From the moment you arrive in Santiago, Chile, something isn't right.

Well, that is, if your experience with South America is Argentina alone. The streets of Santiago are clean, with a trash can on every corner. The transit is easy to use and efficient, even for a gringo. Cars stop for pedestrians, and most intersections have cross walks and signals for pedestrians. The streets make reasonable sense. I will at least concede that it's a little hot in the subway tunnels.

I arrived on a Thursday morning and headed over to meet Mike and Terry at our lodging place. We lodged with a Filipino family that Mike Corrigan and Terry linked up with through a mutual friend. The house was located at a beautiful high rise in a lovely neighborhood of Santiago near the Tobalaba metro station.

We got a bite to eat, and then began our self-guided walking tour of Santiago. We walked up Cerro San Cristobal and took in the view of Catholic things (statue, church, Virgin) and the city. We met an LDS missionary who was touring the premises with his parents. They kindly offered to let us use their taxi to get back down the hill, because we we running late for an appointment. We gladly paid the taxi driver for his service.

We then went to dinner with an old friend if mine, Emily Johnson. We got pizza and got to meet her boss Paul, a devoted Christian and lover of plants. I think this was a useful dinner for Terry, who himself keeps a garden.

After that, we decided to take a stroll to the Santiago Chile LDS temple. It was a pleasant evening for a walk. And we were rewarded by being with our Mormon friends in Santiago for a few minutes.

We took care of some travel business before heading home, where we were as exhausted as ever. Uncle Lito and Auntie Fe (our hosts), then showed us some slides of many of their travels. They graciously shared with us some pizza and soda as well.

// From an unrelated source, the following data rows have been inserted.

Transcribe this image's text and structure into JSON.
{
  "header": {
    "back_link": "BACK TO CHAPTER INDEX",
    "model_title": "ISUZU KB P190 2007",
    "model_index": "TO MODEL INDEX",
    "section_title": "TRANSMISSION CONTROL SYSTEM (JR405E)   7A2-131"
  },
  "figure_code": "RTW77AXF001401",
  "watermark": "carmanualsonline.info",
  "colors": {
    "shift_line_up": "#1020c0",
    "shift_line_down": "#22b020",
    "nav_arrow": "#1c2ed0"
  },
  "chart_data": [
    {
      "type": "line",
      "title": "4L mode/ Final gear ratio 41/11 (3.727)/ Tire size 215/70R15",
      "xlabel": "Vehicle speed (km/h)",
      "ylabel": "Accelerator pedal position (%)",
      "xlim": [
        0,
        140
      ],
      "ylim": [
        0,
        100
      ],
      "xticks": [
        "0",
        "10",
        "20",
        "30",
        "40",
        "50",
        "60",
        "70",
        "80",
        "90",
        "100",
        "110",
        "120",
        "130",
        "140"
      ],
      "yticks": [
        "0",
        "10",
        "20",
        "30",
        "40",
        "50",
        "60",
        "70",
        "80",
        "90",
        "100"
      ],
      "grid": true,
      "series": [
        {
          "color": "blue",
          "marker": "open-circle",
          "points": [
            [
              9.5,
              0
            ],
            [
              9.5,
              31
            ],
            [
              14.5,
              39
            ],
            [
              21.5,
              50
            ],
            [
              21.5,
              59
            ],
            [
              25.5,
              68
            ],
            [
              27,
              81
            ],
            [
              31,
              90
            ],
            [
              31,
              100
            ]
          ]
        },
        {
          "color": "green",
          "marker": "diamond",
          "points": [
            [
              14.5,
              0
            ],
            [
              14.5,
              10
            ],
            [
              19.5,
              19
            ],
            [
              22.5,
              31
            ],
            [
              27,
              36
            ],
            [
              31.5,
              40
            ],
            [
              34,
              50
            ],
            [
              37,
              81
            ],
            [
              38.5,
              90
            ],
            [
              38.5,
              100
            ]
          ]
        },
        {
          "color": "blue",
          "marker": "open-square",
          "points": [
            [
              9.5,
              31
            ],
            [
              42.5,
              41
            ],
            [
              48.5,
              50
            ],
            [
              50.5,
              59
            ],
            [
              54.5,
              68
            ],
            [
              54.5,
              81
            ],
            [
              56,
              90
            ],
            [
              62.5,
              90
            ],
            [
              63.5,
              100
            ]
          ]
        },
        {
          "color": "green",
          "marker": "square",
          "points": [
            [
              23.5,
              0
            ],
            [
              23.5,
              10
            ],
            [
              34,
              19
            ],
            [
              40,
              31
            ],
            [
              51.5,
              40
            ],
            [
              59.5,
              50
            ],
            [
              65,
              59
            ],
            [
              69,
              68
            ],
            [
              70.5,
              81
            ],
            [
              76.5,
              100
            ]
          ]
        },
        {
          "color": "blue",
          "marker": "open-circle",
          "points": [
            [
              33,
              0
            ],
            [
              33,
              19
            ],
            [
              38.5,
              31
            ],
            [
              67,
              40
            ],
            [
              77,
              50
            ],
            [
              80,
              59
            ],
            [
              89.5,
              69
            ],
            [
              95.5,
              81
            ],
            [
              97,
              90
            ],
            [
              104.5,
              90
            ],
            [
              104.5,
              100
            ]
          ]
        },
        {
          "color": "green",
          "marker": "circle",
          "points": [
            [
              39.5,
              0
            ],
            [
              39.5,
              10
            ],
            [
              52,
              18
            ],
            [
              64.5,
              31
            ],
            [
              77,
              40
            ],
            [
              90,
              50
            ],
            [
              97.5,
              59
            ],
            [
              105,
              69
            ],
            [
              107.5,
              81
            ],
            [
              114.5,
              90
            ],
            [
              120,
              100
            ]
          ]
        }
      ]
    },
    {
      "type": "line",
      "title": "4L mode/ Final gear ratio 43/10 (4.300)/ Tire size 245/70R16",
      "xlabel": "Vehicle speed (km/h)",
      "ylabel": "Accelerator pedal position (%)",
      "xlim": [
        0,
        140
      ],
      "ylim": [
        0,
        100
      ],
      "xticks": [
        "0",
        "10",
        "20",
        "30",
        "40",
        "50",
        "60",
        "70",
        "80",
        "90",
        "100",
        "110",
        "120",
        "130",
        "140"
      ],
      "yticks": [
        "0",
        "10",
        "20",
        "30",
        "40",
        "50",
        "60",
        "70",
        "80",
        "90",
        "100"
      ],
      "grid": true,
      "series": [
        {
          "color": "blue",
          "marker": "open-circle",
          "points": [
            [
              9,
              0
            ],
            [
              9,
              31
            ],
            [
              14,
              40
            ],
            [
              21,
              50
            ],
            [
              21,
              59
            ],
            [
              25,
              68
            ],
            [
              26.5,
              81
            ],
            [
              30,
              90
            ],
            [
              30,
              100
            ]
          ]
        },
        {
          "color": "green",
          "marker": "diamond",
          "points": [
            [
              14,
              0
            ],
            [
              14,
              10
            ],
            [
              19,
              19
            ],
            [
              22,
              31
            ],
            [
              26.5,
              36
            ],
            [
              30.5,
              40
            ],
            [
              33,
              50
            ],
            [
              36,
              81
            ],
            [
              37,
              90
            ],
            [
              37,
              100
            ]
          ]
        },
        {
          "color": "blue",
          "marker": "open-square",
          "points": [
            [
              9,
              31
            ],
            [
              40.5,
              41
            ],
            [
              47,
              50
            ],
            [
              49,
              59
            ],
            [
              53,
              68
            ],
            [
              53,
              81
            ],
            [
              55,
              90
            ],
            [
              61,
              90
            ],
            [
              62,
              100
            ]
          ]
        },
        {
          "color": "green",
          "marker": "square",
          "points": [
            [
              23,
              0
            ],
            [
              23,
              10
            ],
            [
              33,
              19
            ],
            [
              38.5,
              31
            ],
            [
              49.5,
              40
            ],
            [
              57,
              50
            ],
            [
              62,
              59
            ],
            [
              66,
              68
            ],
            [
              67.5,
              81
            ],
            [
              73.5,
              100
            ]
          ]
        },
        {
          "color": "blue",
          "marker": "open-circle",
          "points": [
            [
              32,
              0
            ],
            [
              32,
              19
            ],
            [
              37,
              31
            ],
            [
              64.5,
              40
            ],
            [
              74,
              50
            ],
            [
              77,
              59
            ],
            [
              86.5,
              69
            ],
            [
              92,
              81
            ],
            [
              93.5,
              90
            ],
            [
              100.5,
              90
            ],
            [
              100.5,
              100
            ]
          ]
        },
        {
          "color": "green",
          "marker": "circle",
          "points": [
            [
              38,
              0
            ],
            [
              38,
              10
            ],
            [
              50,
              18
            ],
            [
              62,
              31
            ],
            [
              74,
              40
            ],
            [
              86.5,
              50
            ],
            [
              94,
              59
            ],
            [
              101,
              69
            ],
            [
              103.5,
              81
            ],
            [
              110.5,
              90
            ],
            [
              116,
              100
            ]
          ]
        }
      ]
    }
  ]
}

On Friday, after a nice sleep and a relaxed morning, we packed our bags and headed to the bus terminal in Santiago to find tickets to Mendoza. We ended up riding in a 13 passenger van, which actually turned out quite fun (though less comfortable) because we got to know several of the passengers. Also, the driver was pushy at the boarder and drove like a lunatic, so we made the trip faster than those in buses.

The road to Argentina was more amazing than you can imagine. The number of switchbacks climbing the pass is impressive. One sees white water rushing down the hillside, and a steep drop off when one looks back from whence they came. I do not have many pictures of this road because we were moving quickly and the sun was setting, but you can certainly find pictures online.

And we made it to Mendoza safely, where we walked to Mi Pueblo Hostel for the night.